After another early morning wakeup call it was back into the jungle for an hour trek to a crocodile breeding centre. We were pretty much left to our own devices to wander around and see what the centre is all about and see the creatures for themselves. We were eased in slowly with the babies measuring between 2 and 3 foot before being confronted with the big daddies' measuring nearer 12 foot!! We were also given the option of seeing a tiger in a cage at an additional cost but it didn't seem quite right going all that way to then see a tiger in a cage, something we could have quite easily done at Chester Zoo back home! After a short walk we were thrilled to see three jeeps waiting for us to take us for an hour and a half back to the hotel. A more accurate description of the jeep would be 'a 1930's Russian war vehicle' which provided an entertaining, if not a little bumpy end to our trip into the jungle. The jeep had to be started with a crank on the front and on our way home even broke down as the throttle stuck open and overheated the car.
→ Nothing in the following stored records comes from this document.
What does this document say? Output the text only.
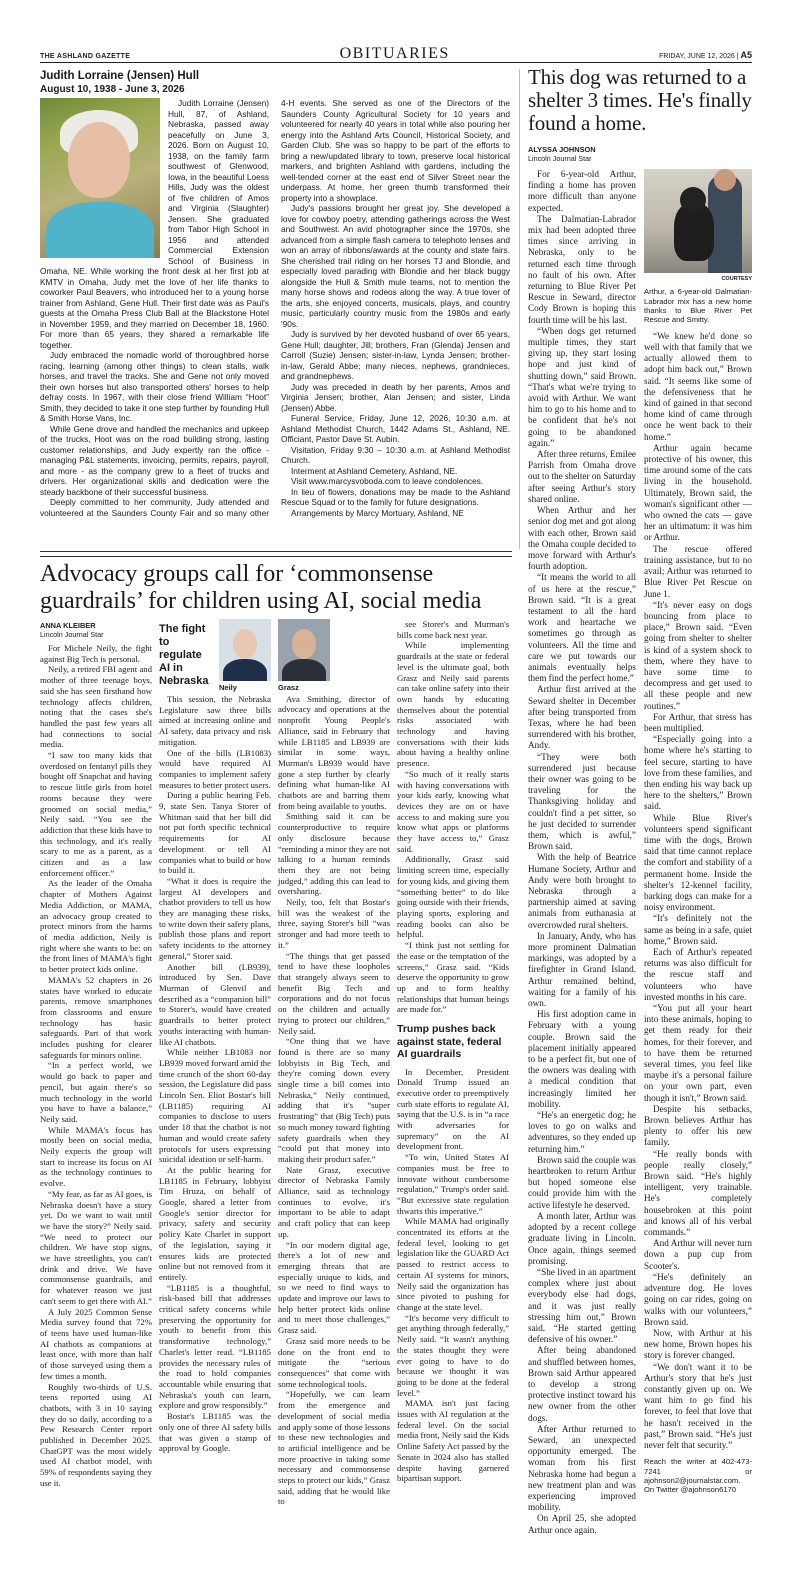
THE ASHLAND GAZETTE	OBITUARIES	FRIDAY, JUNE 12, 2026 | A5
Judith Lorraine (Jensen) Hull
August 10, 1938 - June 3, 2026

Judith Lorraine (Jensen) Hull, 87, of Ashland, Nebraska, passed away peacefully on June 3, 2026. Born on August 10, 1938, on the family farm southwest of Glenwood, Iowa, in the beautiful Loess Hills, Judy was the oldest of five children of Amos and Virginia (Slaughter) Jensen. She graduated from Tabor High School in 1956 and attended Commercial Extension School of Business in Omaha, NE. While working the front desk at her first job at KMTV in Omaha, Judy met the love of her life thanks to coworker Paul Beavers, who introduced her to a young horse trainer from Ashland, Gene Hull. Their first date was as Paul's guests at the Omaha Press Club Ball at the Blackstone Hotel in November 1959, and they married on December 18, 1960. For more than 65 years, they shared a remarkable life together.

Judy embraced the nomadic world of thoroughbred horse racing, learning (among other things) to clean stalls, walk horses, and travel the tracks. She and Gene not only moved their own horses but also transported others' horses to help defray costs. In 1967, with their close friend William “Hoot” Smith, they decided to take it one step further by founding Hull & Smith Horse Vans, Inc.

While Gene drove and handled the mechanics and upkeep of the trucks, Hoot was on the road building strong, lasting customer relationships, and Judy expertly ran the office - managing P&L statements, invoicing, permits, repairs, payroll, and more - as the company grew to a fleet of trucks and drivers. Her organizational skills and dedication were the steady backbone of their successful business.

Deeply committed to her community, Judy attended and volunteered at the Saunders County Fair and so many other 4-H events. She served as one of the Directors of the Saunders County Agricultural Society for 10 years and volunteered for nearly 40 years in total while also pouring her energy into the Ashland Arts Council, Historical Society, and Garden Club. She was so happy to be part of the efforts to bring a new/updated library to town, preserve local historical markers, and brighten Ashland with gardens, including the well-tended corner at the east end of Silver Street near the underpass. At home, her green thumb transformed their property into a showplace.

Judy's passions brought her great joy. She developed a love for cowboy poetry, attending gatherings across the West and Southwest. An avid photographer since the 1970s, she advanced from a simple flash camera to telephoto lenses and won an array of ribbons/awards at the county and state fairs. She cherished trail riding on her horses TJ and Blondie, and especially loved parading with Blondie and her black buggy alongside the Hull & Smith mule teams, not to mention the many horse shows and rodeos along the way. A true lover of the arts, she enjoyed concerts, musicals, plays, and country music, particularly country music from the 1980s and early '90s.

Judy is survived by her devoted husband of over 65 years, Gene Hull; daughter, Jill; brothers, Fran (Glenda) Jensen and Carroll (Suzie) Jensen; sister-in-law, Lynda Jensen; brother-in-law, Gerald Abbe; many nieces, nephews, grandnieces, and grandnephews.

Judy was preceded in death by her parents, Amos and Virginia Jensen; brother, Alan Jensen; and sister, Linda (Jensen) Abbe.

Funeral Service, Friday, June 12, 2026, 10:30 a.m. at Ashland Methodist Church, 1442 Adams St., Ashland, NE. Officiant, Pastor Dave St. Aubin.

Visitation, Friday 9:30 – 10:30 a.m. at Ashland Methodist Church.

Interment at Ashland Cemetery, Ashland, NE.

Visit www.marcysvoboda.com to leave condolences.

In lieu of flowers, donations may be made to the Ashland Rescue Squad or to the family for future designations.

Arrangements by Marcy Mortuary, Ashland, NE

This dog was returned to a shelter 3 times. He's finally found a home.
ALYSSA JOHNSON
Lincoln Journal Star

For 6-year-old Arthur, finding a home has proven more difficult than anyone expected.

The Dalmatian-Labrador mix had been adopted three times since arriving in Nebraska, only to be returned each time through no fault of his own. After returning to Blue River Pet Rescue in Seward, director Cody Brown is hoping this fourth time will be his last.

“When dogs get returned multiple times, they start giving up, they start losing hope and just kind of shutting down,” said Brown. “That's what we're trying to avoid with Arthur. We want him to go to his home and to be confident that he's not going to be abandoned again.”

After three returns, Emilee Parrish from Omaha drove out to the shelter on Saturday after seeing Arthur's story shared online.

When Arthur and her senior dog met and got along with each other, Brown said the Omaha couple decided to move forward with Arthur's fourth adoption.

“It means the world to all of us here at the rescue,” Brown said. “It is a great testament to all the hard work and heartache we sometimes go through as volunteers. All the time and care we put towards our animals eventually helps them find the perfect home.”

Arthur first arrived at the Seward shelter in December after being transported from Texas, where he had been surrendered with his brother, Andy.

“They were both surrendered just because their owner was going to be traveling for the Thanksgiving holiday and couldn't find a pet sitter, so he just decided to surrender them, which is awful,” Brown said.

With the help of Beatrice Humane Society, Arthur and Andy were both brought to Nebraska through a partnership aimed at saving animals from euthanasia at overcrowded rural shelters.

In January, Andy, who has more prominent Dalmatian markings, was adopted by a firefighter in Grand Island. Arthur remained behind, waiting for a family of his own.

His first adoption came in February with a young couple. Brown said the placement initially appeared to be a perfect fit, but one of the owners was dealing with a medical condition that increasingly limited her mobility.

“He's an energetic dog; he loves to go on walks and adventures, so they ended up returning him.”

Brown said the couple was heartbroken to return Arthur but hoped someone else could provide him with the active lifestyle he deserved.

A month later, Arthur was adopted by a recent college graduate living in Lincoln. Once again, things seemed promising.

“She lived in an apartment complex where just about everybody else had dogs, and it was just really stressing him out,” Brown said. “He started getting defensive of his owner.”

After being abandoned and shuffled between homes, Brown said Arthur appeared to develop a strong protective instinct toward his new owner from the other dogs.

After Arthur returned to Seward, an unexpected opportunity emerged. The woman from his first Nebraska home had begun a new treatment plan and was experiencing improved mobility.

On April 25, she adopted Arthur once again.

COURTESY
Arthur, a 6-year-old Dalmatian-Labrador mix has a new home thanks to Blue River Pet Rescue and Smitty.

“We knew he'd done so well with that family that we actually allowed them to adopt him back out,” Brown said. “It seems like some of the defensiveness that he kind of gained in that second home kind of came through once he went back to their home.”

Arthur again became protective of his owner, this time around some of the cats living in the household. Ultimately, Brown said, the woman's significant other — who owned the cats — gave her an ultimatum: it was him or Arthur.

The rescue offered training assistance, but to no avail; Arthur was returned to Blue River Pet Rescue on June 1.

“It's never easy on dogs bouncing from place to place,” Brown said. “Even going from shelter to shelter is kind of a system shock to them, where they have to have some time to decompress and get used to all these people and new routines.”

For Arthur, that stress has been multiplied.

“Especially going into a home where he's starting to feel secure, starting to have love from these families, and then ending his way back up here to the shelters,” Brown said.

While Blue River's volunteers spend significant time with the dogs, Brown said that time cannot replace the comfort and stability of a permanent home. Inside the shelter's 12-kennel facility, barking dogs can make for a noisy environment.

“It's definitely not the same as being in a safe, quiet home,” Brown said.

Each of Arthur's repeated returns was also difficult for the rescue staff and volunteers who have invested months in his care.

“You put all your heart into these animals, hoping to get them ready for their homes, for their forever, and to have them be returned several times, you feel like maybe it's a personal failure on your own part, even though it isn't,” Brown said.

Despite his setbacks, Brown believes Arthur has plenty to offer his new family.

“He really bonds with people really closely,” Brown said. “He's highly intelligent, very trainable. He's completely housebroken at this point and knows all of his verbal commands.”

And Arthur will never turn down a pup cup from Scooter's.

“He's definitely an adventure dog. He loves going on car rides, going on walks with our volunteers,” Brown said.

Now, with Arthur at his new home, Brown hopes his story is forever changed.

“We don't want it to be Arthur's story that he's just constantly given up on. We want him to go find his forever, to feel that love that he hasn't received in the past,” Brown said. “He's just never felt that security.”

Reach the writer at 402-473-7241 or ajohnson2@journalstar.com. On Twitter @ajohnson6170
Advocacy groups call for ‘commonsense guardrails’ for children using AI, social media
ANNA KLEIBER
Lincoln Journal Star

For Michele Neily, the fight against Big Tech is personal.

Neily, a retired FBI agent and mother of three teenage boys, said she has seen firsthand how technology affects children, noting that the cases she's handled the past few years all had connections to social media.

“I saw too many kids that overdosed on fentanyl pills they bought off Snapchat and having to rescue little girls from hotel rooms because they were groomed on social media,” Neily said. “You see the addiction that these kids have to this technology, and it's really scary to me as a parent, as a citizen and as a law enforcement officer.”

As the leader of the Omaha chapter of Mothers Against Media Addiction, or MAMA, an advocacy group created to protect minors from the harms of media addiction, Neily is right where she wants to be: on the front lines of MAMA's fight to better protect kids online.

MAMA's 52 chapters in 26 states have worked to educate parents, remove smartphones from classrooms and ensure technology has basic safeguards. Part of that work includes pushing for clearer safeguards for minors online.

“In a perfect world, we would go back to paper and pencil, but again there's so much technology in the world you have to have a balance,” Neily said.

While MAMA's focus has mostly been on social media, Neily expects the group will start to increase its focus on AI as the technology continues to evolve.

“My fear, as far as AI goes, is Nebraska doesn't have a story yet. Do we want to wait until we have the story?” Neily said. “We need to protect our children. We have stop signs, we have streetlights, you can't drink and drive. We have commonsense guardrails, and for whatever reason we just can't seem to get there with AI.”

A July 2025 Common Sense Media survey found that 72% of teens have used human-like AI chatbots as companions at least once, with more than half of those surveyed using them a few times a month.

Roughly two-thirds of U.S. teens reported using AI chatbots, with 3 in 10 saying they do so daily, according to a Pew Research Center report published in December 2025. ChatGPT was the most widely used AI chatbot model, with 59% of respondents saying they use it.

The fight to regulate AI in Nebraska
Neily

This session, the Nebraska Legislature saw three bills aimed at increasing online and AI safety, data privacy and risk mitigation.

One of the bills (LB1083) would have required AI companies to implement safety measures to better protect users.

During a public hearing Feb. 9, state Sen. Tanya Storer of Whitman said that her bill did not put forth specific technical requirements for AI development or tell AI companies what to build or how to build it.

“What it does is require the largest AI developers and chatbot providers to tell us how they are managing these risks, to write down their safety plans, publish those plans and report safety incidents to the attorney general,” Storer said.

Another bill (LB939), introduced by Sen. Dave Murman of Glenvil and described as a “companion bill” to Storer's, would have created guardrails to better protect youths interacting with human-like AI chatbots.

While neither LB1083 nor LB939 moved forward amid the time crunch of the short 60-day session, the Legislature did pass Lincoln Sen. Eliot Bostar's bill (LB1185) requiring AI companies to disclose to users under 18 that the chatbot is not human and would create safety protocols for users expressing suicidal ideation or self-harm.

At the public hearing for LB1185 in February, lobbyist Tim Hruza, on behalf of Google, shared a letter from Google's senior director for privacy, safety and security policy Kate Charlet in support of the legislation, saying it ensures kids are protected online but not removed from it entirely.

“LB1185 is a thoughtful, risk-based bill that addresses critical safety concerns while preserving the opportunity for youth to benefit from this transformative technology,” Charlet's letter read. “LB1185 provides the necessary rules of the road to hold companies accountable while ensuring that Nebraska's youth can learn, explore and grow responsibly.”

Bostar's LB1185 was the only one of three AI safety bills that was given a stamp of approval by Google.

Grasz

Ava Smithing, director of advocacy and operations at the nonprofit Young People's Alliance, said in February that while LB1185 and LB939 are similar in some ways, Murman's LB939 would have gone a step further by clearly defining what human-like AI chatbots are and barring them from being available to youths.

Smithing said it can be counterproductive to require only disclosure because “reminding a minor they are not talking to a human reminds them they are not being judged,” adding this can lead to oversharing.

Neily, too, felt that Bostar's bill was the weakest of the three, saying Storer's bill “was stronger and had more teeth to it.”

“The things that get passed tend to have these loopholes that strangely always seem to benefit Big Tech and corporations and do not focus on the children and actually trying to protect our children,” Neily said.

“One thing that we have found is there are so many lobbyists in Big Tech, and they're coming down every single time a bill comes into Nebraska,” Neily continued, adding that it's “super frustrating” that (Big Tech) puts so much money toward fighting safety guardrails when they “could put that money into making their product safer.”

Nate Grasz, executive director of Nebraska Family Alliance, said as technology continues to evolve, it's important to be able to adapt and craft policy that can keep up.

“In our modern digital age, there's a lot of new and emerging threats that are especially unique to kids, and so we need to find ways to update and improve our laws to help better protect kids online and to meet those challenges,” Grasz said.

Grasz said more needs to be done on the front end to mitigate the “serious consequences” that come with some technological tools.

“Hopefully, we can learn from the emergence and development of social media and apply some of those lessons to these new technologies and to artificial intelligence and be more proactive in taking some necessary and commonsense steps to protect our kids,” Grasz said, adding that he would like to

see Storer's and Murman's bills come back next year.

While implementing guardrails at the state or federal level is the ultimate goal, both Grasz and Neily said parents can take online safety into their own hands by educating themselves about the potential risks associated with technology and having conversations with their kids about having a healthy online presence.

“So much of it really starts with having conversations with your kids early, knowing what devices they are on or have access to and making sure you know what apps or platforms they have access to,” Grasz said.

Additionally, Grasz said limiting screen time, especially for young kids, and giving them “something better” to do like going outside with their friends, playing sports, exploring and reading books can also be helpful.

“I think just not settling for the ease or the temptation of the screens,” Grasz said. “Kids deserve the opportunity to grow up and to form healthy relationships that human beings are made for.”

Trump pushes back against state, federal AI guardrails

In December, President Donald Trump issued an executive order to preemptively curb state efforts to regulate AI, saying that the U.S. is in “a race with adversaries for supremacy” on the AI development front.

“To win, United States AI companies must be free to innovate without cumbersome regulation,” Trump's order said. “But excessive state regulation thwarts this imperative.”

While MAMA had originally concentrated its efforts at the federal level, looking to get legislation like the GUARD Act passed to restrict access to certain AI systems for minors, Neily said the organization has since pivoted to pushing for change at the state level.

“It's become very difficult to get anything through federally,” Neily said. “It wasn't anything the states thought they were ever going to have to do because we thought it was going to be done at the federal level.”

MAMA isn't just facing issues with AI regulation at the federal level. On the social media front, Neily said the Kids Online Safety Act passed by the Senate in 2024 also has stalled despite having garnered bipartisan support.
Again we had a quick turnaround in our room before going down to the river nearby so that we could do some elephant bathing, one of the highlights so far! Mark was first to climb aboard the biggest elephant there along with 2 other guys from the tour and it wasn't long before water was been pelted at them all from the elephants trunk, soaking them to the bone, then the elephant waded into the 10 foot deep water where it decided to hurl everyone into the river. Kara had pretty much the same experience except nearly being dragged down the river by a single strong currant. It was an amazing experience that you couldn't recreate if you tried and for less than a pound, who could refuse! The trainer would call out commands to her and she'd roll over and throw us off into the water and then wait for us to climb on again only to then stand up (which was the biggest challenge for us - staying on her when she went from laying to standing position as shed go up on her 2 front legs first which would put us on a 80 degree angle until she brought her back legs up to stand). The trainer would then give her a command and the huge elephant would go from standing to a complete roll over onto its side - resulting with us being thrown backwards, front wards sideways depending on how ready we were for it. It was amazing to watch all the elephants in the river, they lay completely flat with their heads under the water and now and then the end of their trunks would appear above the waterline like a snorkel, for a quick breathe then they'd submerge it again... such clever animals.
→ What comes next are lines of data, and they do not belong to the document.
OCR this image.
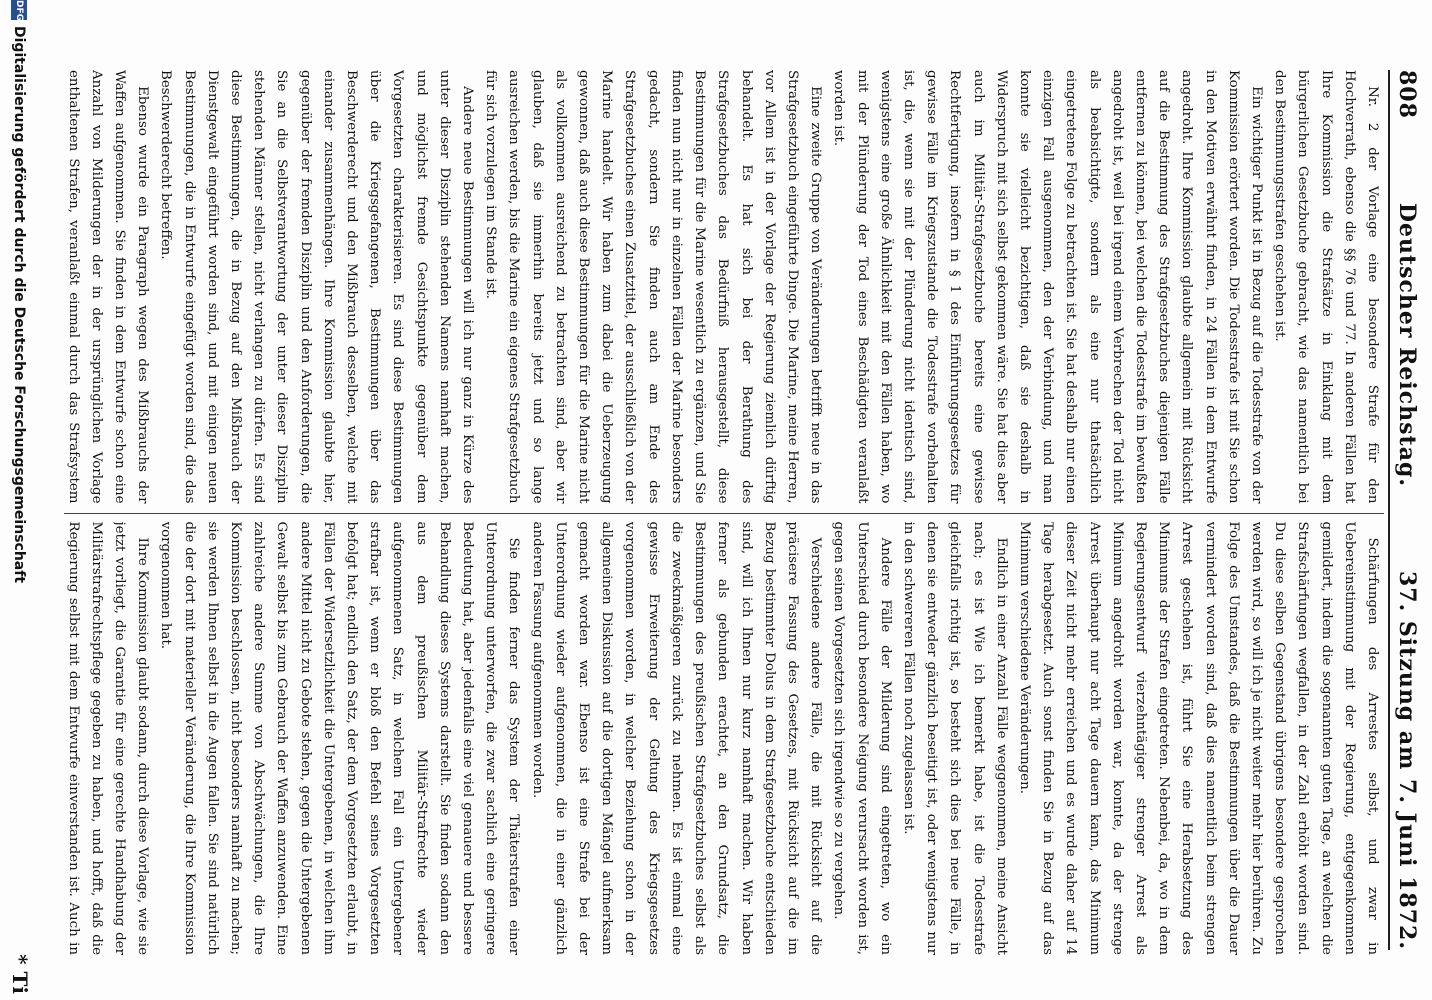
808
Deutscher Reichstag.
37. Sitzung am 7. Juni 1872.

Nr. 2 der Vorlage eine besondere Strafe für den Hochverrath, ebenso die §§ 76 und 77. In anderen Fällen hat Ihre Kommission die Strafsätze in Einklang mit dem bürgerlichen Gesetzbuche gebracht, wie das namentlich bei den Bestimmungsstrafen geschehen ist.

Ein wichtiger Punkt ist in Bezug auf die Todesstrafe von der Kommission erörtert worden. Die Todesstrafe ist mit Sie schon in den Motiven erwähnt finden, in 24 Fällen in dem Entwurfe angedroht. Ihre Kommission glaubte allgemein mit Rücksicht auf die Bestimmung des Strafgesetzbuches diejenigen Fälle entfernen zu können, bei welchen die Todesstrafe im bewußten angedroht ist, weil bei irgend einem Verbrechen der Tod nicht als beabsichtigte, sondern als eine nur thatsächlich eingetretene Folge zu betrachten ist. Sie hat deshalb nur einen einzigen Fall ausgenommen, den der Verbindung, und man konnte sie vielleicht bezichtigen, daß sie deshalb in Widerspruch mit sich selbst gekommen wäre. Sie hat dies aber auch im Militär-Strafgesetzbuche bereits eine gewisse Rechtfertigung, insofern in § 1 des Einführungsgesetzes für gewisse Fälle im Kriegszustande die Todesstrafe vorbehalten ist, die, wenn sie mit der Plünderung nicht identisch sind, wenigstens eine große Ähnlichkeit mit den Fällen haben, wo mit der Plünderung der Tod eines Beschädigten veranlaßt worden ist.

Eine zweite Gruppe von Veränderungen betrifft neue in das Strafgesetzbuch eingeführte Dinge. Die Marine, meine Herren, vor Allem ist in der Vorlage der Regierung ziemlich dürftig behandelt. Es hat sich bei der Berathung des Strafgesetzbuches das Bedürfniß herausgestellt, diese Bestimmungen für die Marine wesentlich zu ergänzen, und Sie finden nun nicht nur in einzelnen Fällen der Marine besonders gedacht, sondern Sie finden auch am Ende des Strafgesetzbuches einen Zusatztitel, der ausschließlich von der Marine handelt. Wir haben zum dabei die Ueberzeugung gewonnen, daß auch diese Bestimmungen für die Marine nicht als vollkommen ausreichend zu betrachten sind, aber wir glauben, daß sie immerhin bereits jetzt und so lange ausreichen werden, bis die Marine ein eigenes Strafgesetzbuch für sich vorzulegen im Stande ist.

Andere neue Bestimmungen will ich nur ganz in Kürze des unter dieser Disziplin stehenden Namens namhaft machen, und möglichst fremde Gesichtspunkte gegenüber dem Vorgesetzten charakterisieren. Es sind diese Bestimmungen über die Kriegsgefangenen, Bestimmungen über das Beschwerderecht und den Mißbrauch desselben, welche mit einander zusammenhängen. Ihre Kommission glaubte hier, gegenüber der fremden Disziplin und den Anforderungen, die Sie an die Selbstverantwortung der unter dieser Disziplin stehenden Männer stellen, nicht verlangen zu dürfen. Es sind diese Bestimmungen, die in Bezug auf den Mißbrauch der Dienstgewalt eingeführt worden sind, und mit einigen neuen Bestimmungen, die in Entwurfe eingefügt worden sind, die das Beschwerderecht betreffen.

Ebenso wurde ein Paragraph wegen des Mißbrauchs der Waffen aufgenommen. Sie finden in dem Entwurfe schon eine Anzahl von Milderungen der in der ursprünglichen Vorlage enthaltenen Strafen, veranlaßt einmal durch das Strafsystem

Schärfungen des Arrestes selbst, und zwar in Uebereinstimmung mit der Regierung, entgegenkommen gemildert, indem die sogenannten guten Tage, an welchen die Strafschärfungen wegfallen, in der Zahl erhöht worden sind. Du diese selben Gegenstand übrigens besondere gesprochen werden wird, so will ich je nicht weiter mehr hier berühren. Zu Folge des Umstandes, daß die Bestimmungen über die Dauer vermindert worden sind, daß dies namentlich beim strengen Arrest geschehen ist, führt Sie eine Herabsetzung des Minimums der Strafen eingetreten. Nebenbei, da, wo in dem Regierungsentwurf vierzehntägiger strenger Arrest als Minimum angedroht worden war, konnte, da der strenge Arrest überhaupt nur acht Tage dauern kann, das Minimum dieser Zeit nicht mehr erreichen und es wurde daher auf 14 Tage herabgesetzt. Auch sonst finden Sie in Bezug auf das Minimum verschiedene Veränderungen.

Endlich in einer Anzahl Fälle weggenommen, meine Ansicht nach; es ist Wie ich bemerkt habe, ist die Todesstrafe gleichfalls richtig ist, so besteht sich dies bei neue Fälle, in denen sie entweder gänzlich beseitigt ist, oder wenigstens nur in den schwereren Fällen noch zugelassen ist.

Andere Fälle der Milderung sind eingetreten, wo ein Unterschied durch besondere Neigung verursacht worden ist, gegen seinen Vorgesetzten sich irgendwie so zu vergehen.

Verschiedene andere Fälle, die mit Rücksicht auf die präcisere Fassung des Gesetzes, mit Rücksicht auf die im Bezug bestimmter Dolus in dem Strafgesetzbuche entschieden sind, will ich Ihnen nur kurz namhaft machen. Wir haben ferner als gebunden erachtet, an den Grundsatz, die Bestimmungen des preußischen Strafgesetzbuches selbst als die zweckmäßigeren zurück zu nehmen. Es ist einmal eine gewisse Erweiterung der Geltung des Kriegsgesetzes vorgenommen worden, in welcher Beziehung schon in der allgemeinen Diskussion auf die dortigen Mängel aufmerksam gemacht worden war. Ebenso ist eine Strafe bei der Unterordnung wieder aufgenommen, die in einer gänzlich anderen Fassung aufgenommen worden.

Sie finden ferner das System der Thäterstrafen einer Unterordnung unterworfen, die zwar sachlich eine geringere Bedeutung hat, aber jedenfalls eine viel genauere und bessere Behandlung dieses Systems darstellt. Sie finden sodann den aus dem preußischen Militär-Strafrechte wieder aufgenommenen Satz, in welchem Fall ein Untergebener strafbar ist, wenn er bloß den Befehl seines Vorgesetzten befolgt hat; endlich den Satz, der dem Vorgesetzten erlaubt, in Fällen der Widersetzlichkeit die Untergebenen, in welchen ihm andere Mittel nicht zu Gebote stehen, gegen die Untergebenen Gewalt selbst bis zum Gebrauch der Waffen anzuwenden. Eine zahlreiche andere Summe von Abschwächungen, die Ihre Kommission beschlossen, nicht besonders namhaft zu machen; sie werden Ihnen selbst in die Augen fallen. Sie sind natürlich die der dort mit materieller Veränderung, die Ihre Kommission vorgenommen hat.

Ihre Kommission glaubt sodann, durch diese Vorlage, wie sie jetzt vorliegt, die Garantie für eine gerechte Handhabung der Militärstrafrechtspflege gegeben zu haben, und hofft, daß die Regierung selbst mit dem Entwurfe einverstanden ist. Auch in

DFG
Digitalisierung gefördert durch die Deutsche Forschungsgemeinschaft
* Ti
We headed back to our room quickly as we were told that we would start itching soon from the river water if we didn't shower soon as the elephant poo in the water was bad for the skin! In the evening we headed out for tea with the group to celebrate Ben and Aran's 9th anniversary at the rooftop restaurant near to our resort, the food was pretty good compared to usual and our tour guide even made/bought a cake for them all iced with a big heart on it. After dinner we left early as Kara wasn't feeling well and in hindsight was probably a good idea because in the morning some of the group looked a bit worse for wear having stayed out drinking all night.